En otro brillante artículo, Alberto Prieto Arciniega (UAB) analiza con quirúrgica escrupulosidad la película y le reprende una “excesiva caracterización egiptizante” más propia de los Ramsésidas que de los Ptolomeos, que Octavio aparezca como un prominente senador cuando no tomó la toga virilis hasta el 49 a.C., y no accedió al senado antes del asesinato de César, y la convivencia de éste con la reina bajo un mismo techo durante su estancia en Roma. Aunque Suetonio dice que Cleopatra se marchó antes del asesinato, la película la muestra escapar tras los idus de marzo. No sólo ignora así la prevención de Calpurnia; también que Cleopatra se llevó a Roma a su hermano y esposo Ptolomeo XIV. Y, siguiendo con los descuidos, la imponente secuencia de la presentación de la reina en Roma olvida también que la ceremonia se concibió como un triunfo cesarista (46 aC) en el que la hermana de la reina, Arsinoe, desfiló cargada de cadenas.

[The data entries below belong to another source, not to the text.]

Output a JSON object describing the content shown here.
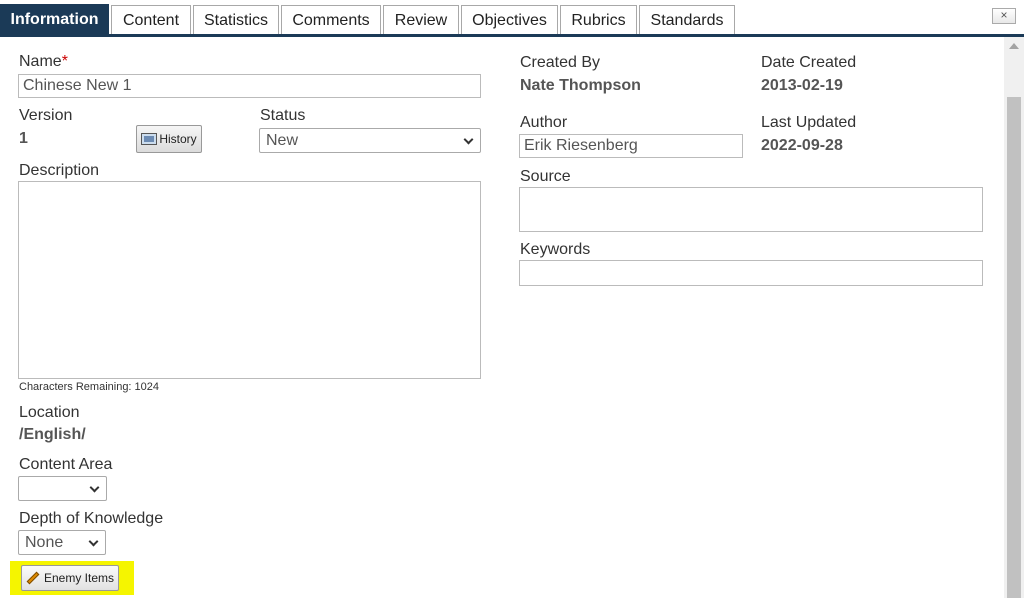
{
  "tabs": [
    {
      "label": "Information",
      "active": true
    },
    {
      "label": "Content"
    },
    {
      "label": "Statistics"
    },
    {
      "label": "Comments"
    },
    {
      "label": "Review"
    },
    {
      "label": "Objectives"
    },
    {
      "label": "Rubrics"
    },
    {
      "label": "Standards"
    }
  ],
  "close_label": "×",
  "left": {
    "name_label": "Name",
    "name_required": "*",
    "name_value": "Chinese New 1",
    "version_label": "Version",
    "version_value": "1",
    "history_label": "History",
    "status_label": "Status",
    "status_value": "New",
    "description_label": "Description",
    "chars_remaining": "Characters Remaining: 1024",
    "location_label": "Location",
    "location_value": "/English/",
    "content_area_label": "Content Area",
    "content_area_value": "",
    "dok_label": "Depth of Knowledge",
    "dok_value": "None",
    "enemy_items_label": "Enemy Items"
  },
  "right": {
    "created_by_label": "Created By",
    "created_by_value": "Nate Thompson",
    "date_created_label": "Date Created",
    "date_created_value": "2013-02-19",
    "author_label": "Author",
    "author_value": "Erik Riesenberg",
    "last_updated_label": "Last Updated",
    "last_updated_value": "2022-09-28",
    "source_label": "Source",
    "source_value": "",
    "keywords_label": "Keywords",
    "keywords_value": ""
  },
  "colors": {
    "tab_active_bg": "#1b3a57",
    "required": "#cc0000",
    "highlight": "#f5f500"
  }
}
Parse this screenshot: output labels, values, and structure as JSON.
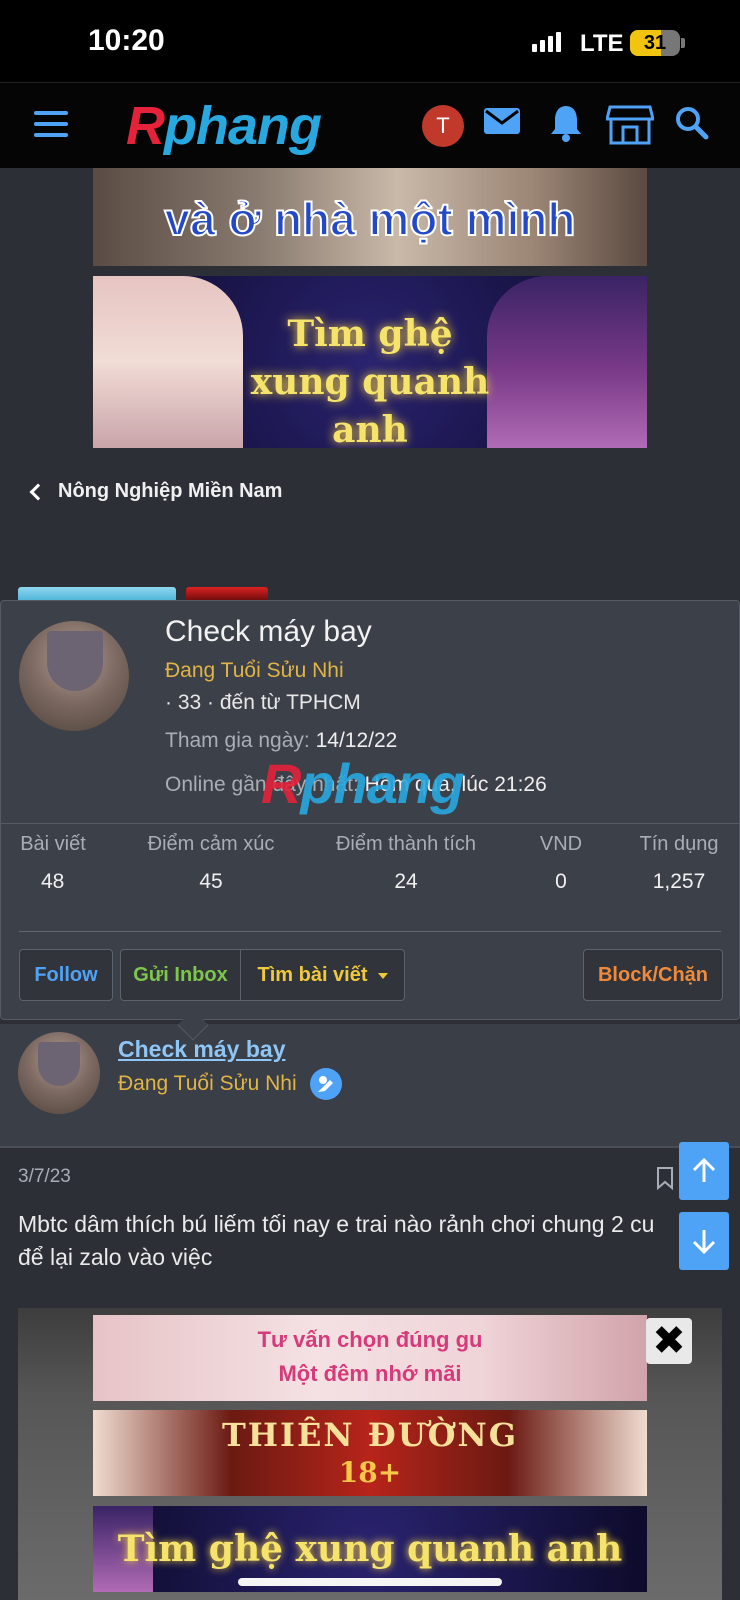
{
  "status_bar": {
    "time": "10:20",
    "network": "LTE",
    "battery": "31"
  },
  "header": {
    "logo_r": "R",
    "logo_rest": "phang",
    "user_initial": "T"
  },
  "banners": {
    "top_text": "và ở nhà một mình",
    "second_line1": "Tìm ghệ",
    "second_line2": "xung quanh anh"
  },
  "breadcrumb": {
    "label": "Nông Nghiệp Miền Nam"
  },
  "profile_card": {
    "name": "Check máy bay",
    "user_title": "Đang Tuổi Sửu Nhi",
    "age_location": "· 33 · đến từ TPHCM",
    "joined_label": "Tham gia ngày:",
    "joined_value": "14/12/22",
    "online_label": "Online gần đây nhất:",
    "online_value": "Hôm qua, lúc 21:26",
    "watermark_r": "R",
    "watermark_rest": "phang",
    "stats": [
      {
        "label": "Bài viết",
        "value": "48"
      },
      {
        "label": "Điểm cảm xúc",
        "value": "45"
      },
      {
        "label": "Điểm thành tích",
        "value": "24"
      },
      {
        "label": "VND",
        "value": "0"
      },
      {
        "label": "Tín dụng",
        "value": "1,257"
      }
    ],
    "buttons": {
      "follow": "Follow",
      "inbox": "Gửi Inbox",
      "find_posts": "Tìm bài viết",
      "block": "Block/Chặn"
    }
  },
  "post": {
    "author_name": "Check máy bay",
    "author_title": "Đang Tuổi Sửu Nhi",
    "date": "3/7/23",
    "text_line1": "Mbtc dâm thích bú liếm tối nay e trai nào rảnh chơi chung 2 cu",
    "text_line2": "để lại zalo vào việc"
  },
  "ads": {
    "ad1_line1": "Tư vấn chọn đúng gu",
    "ad1_line2": "Một đêm nhớ mãi",
    "ad2_line1": "THIÊN ĐƯỜNG",
    "ad2_line2": "18+",
    "ad3_text": "Tìm ghệ xung quanh anh",
    "close": "✖"
  },
  "colors": {
    "accent_blue": "#4fa3f7",
    "title_gold": "#e0b445",
    "inbox_green": "#7ec64b",
    "block_orange": "#f08a3a",
    "logo_red": "#e4223a",
    "logo_blue": "#29a8e0"
  },
  "icons": [
    "hamburger-icon",
    "mail-icon",
    "bell-icon",
    "store-icon",
    "search-icon",
    "chevron-left-icon",
    "verified-badge-icon",
    "bookmark-icon",
    "arrow-up-icon",
    "arrow-down-icon",
    "close-icon"
  ]
}
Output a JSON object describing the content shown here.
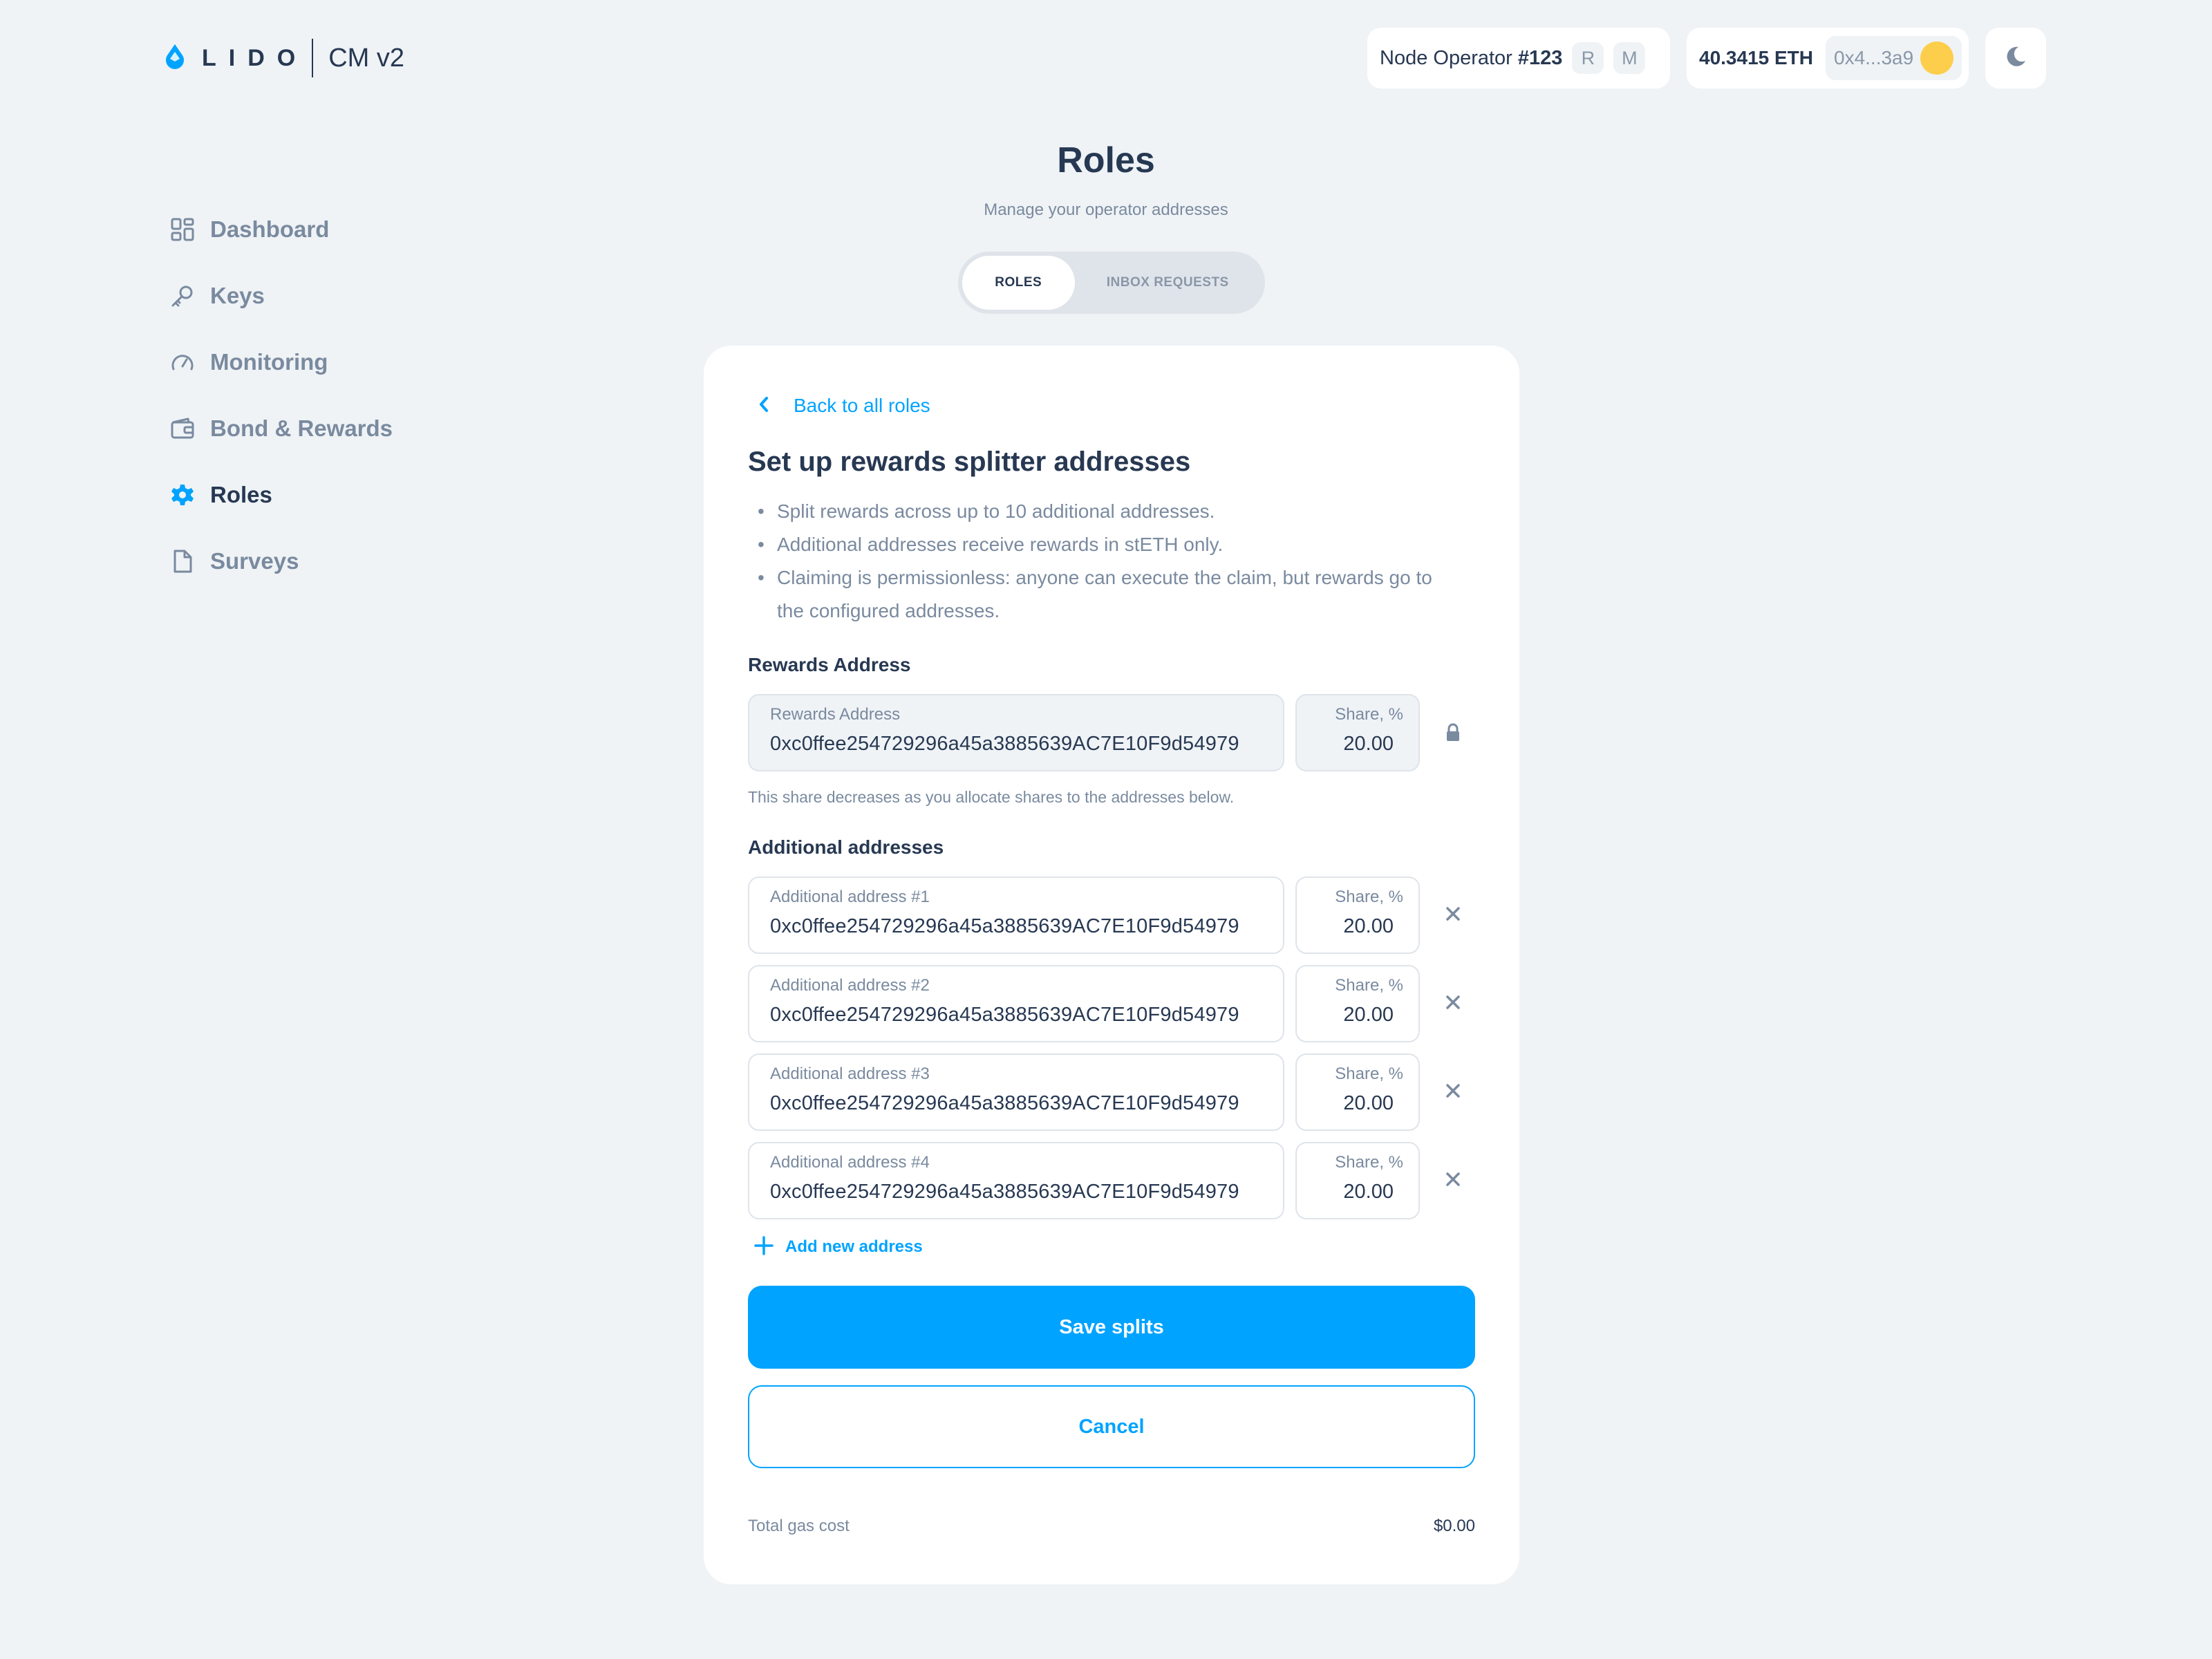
{
  "brand": {
    "wordmark": "LIDO",
    "product": "CM v2",
    "accent_color": "#00a3ff"
  },
  "header": {
    "operator": {
      "label": "Node Operator",
      "number": "#123",
      "roles": [
        "R",
        "M"
      ]
    },
    "wallet": {
      "balance": "40.3415 ETH",
      "address": "0x4...3a9",
      "avatar_color": "#fdce4b"
    },
    "theme_icon": "moon-icon"
  },
  "sidebar": {
    "items": [
      {
        "label": "Dashboard",
        "icon": "dashboard-grid-icon",
        "active": false
      },
      {
        "label": "Keys",
        "icon": "key-icon",
        "active": false
      },
      {
        "label": "Monitoring",
        "icon": "gauge-icon",
        "active": false
      },
      {
        "label": "Bond & Rewards",
        "icon": "wallet-icon",
        "active": false
      },
      {
        "label": "Roles",
        "icon": "gear-icon",
        "active": true
      },
      {
        "label": "Surveys",
        "icon": "document-icon",
        "active": false
      }
    ]
  },
  "page": {
    "title": "Roles",
    "subtitle": "Manage your operator addresses",
    "tabs": [
      {
        "label": "ROLES",
        "active": true
      },
      {
        "label": "INBOX REQUESTS",
        "active": false
      }
    ]
  },
  "card": {
    "back_label": "Back to all roles",
    "title": "Set up rewards splitter addresses",
    "bullets": [
      "Split rewards across up to 10 additional addresses.",
      "Additional addresses receive rewards in stETH only.",
      "Claiming is permissionless: anyone can execute the claim, but rewards go to",
      "the configured addresses."
    ],
    "rewards_section_label": "Rewards Address",
    "rewards": {
      "label": "Rewards Address",
      "value": "0xc0ffee254729296a45a3885639AC7E10F9d54979",
      "share_label": "Share, %",
      "share": "20.00",
      "icon": "lock-icon"
    },
    "share_hint": "This share decreases as you allocate shares to the addresses below.",
    "additional_section_label": "Additional addresses",
    "additional": [
      {
        "label": "Additional address #1",
        "value": "0xc0ffee254729296a45a3885639AC7E10F9d54979",
        "share_label": "Share, %",
        "share": "20.00"
      },
      {
        "label": "Additional address #2",
        "value": "0xc0ffee254729296a45a3885639AC7E10F9d54979",
        "share_label": "Share, %",
        "share": "20.00"
      },
      {
        "label": "Additional address #3",
        "value": "0xc0ffee254729296a45a3885639AC7E10F9d54979",
        "share_label": "Share, %",
        "share": "20.00"
      },
      {
        "label": "Additional address #4",
        "value": "0xc0ffee254729296a45a3885639AC7E10F9d54979",
        "share_label": "Share, %",
        "share": "20.00"
      }
    ],
    "add_label": "Add new address",
    "save_label": "Save splits",
    "cancel_label": "Cancel",
    "gas_label": "Total gas cost",
    "gas_value": "$0.00"
  }
}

El seguimiento de las fuentes latinas en la concepción del guión nos permite asistir al suicidio de la reina con serpiente incluida: Plutarco dice haber tomado los datos del propio médico de Cleopatra, en cambio Dión Casio ofrece el relato de Cleopatra intentando seducir a Octavio en un último alarde. Parece lógico preferir el beso de la serpiente, porque en la película, el hijo adoptivo de César aparenta ser frío, enfermizo y calculador, quintaesencia de la ambición de poder. En cambio, la descripción de Marco Antonio está claramente influida por la propaganda augústea, que eludió la crítica frontal contra él para convertirle en un pobre diablo envenenado por los encantos de una perversa déspota oriental: en la película aparece como un bocazas hercúleo, borracho y bravucón. Los partidarios de Octavio llegaron a retratarle como un mequetrefe atrapado en las redes de una mujer astuta y lujuriosa, consagrada al dominio de los hombres gracias al conocimiento del sexo más sofisticado.



Ese discurso misógino ha escondido a la verdadera Cleopatra. El propio Horacio, en sus Odas (I, 37, 21) dice que “no cabe duda de la capacidad de Cleopatra” y reconoce que “la propaganda de Octaviano distorsionó a Cleopatra más allá de toda medida y de toda decencia”. Por eso, la autora de los tratados de cosmética y medicina que hablaba ocho idiomas, quedó ensombrecida así por la femme fatale. Nuria Castro la reivindicó recientemente en una conferencia en el IEMED a cargo del Club d’Amics de la UNESCO de Barcelona. Era el día de la mujer, por lo que mi egiptóloga de cabecera acudía de un violeta tan elegante como militante (igual que los ojos de la Taylor). Es probable, decía Nuria, que la imagen del suicidio con áspid fuera propaganda romana: difícilmente alguien que quiere compartir con su cuerpo la eternidad permitiría que un veneno de ofidio, vasodilatador y pernicioso, lo destruyera implacablemente. ¡A una ocasión tan excepcional como el viaje en el barco solar junto a Ra no se podía acudir sin glamour después de toda una vida disolviendo perlas en el vino! Acudiré a Flamarion (Cleopatra. El mito y la realidad, 1998) a ver qué dice. Pero antes, no quiero olvidarme de dar las gracias públicas, por el cariño que me brindan cada día, a las Liz que hay en mi vida.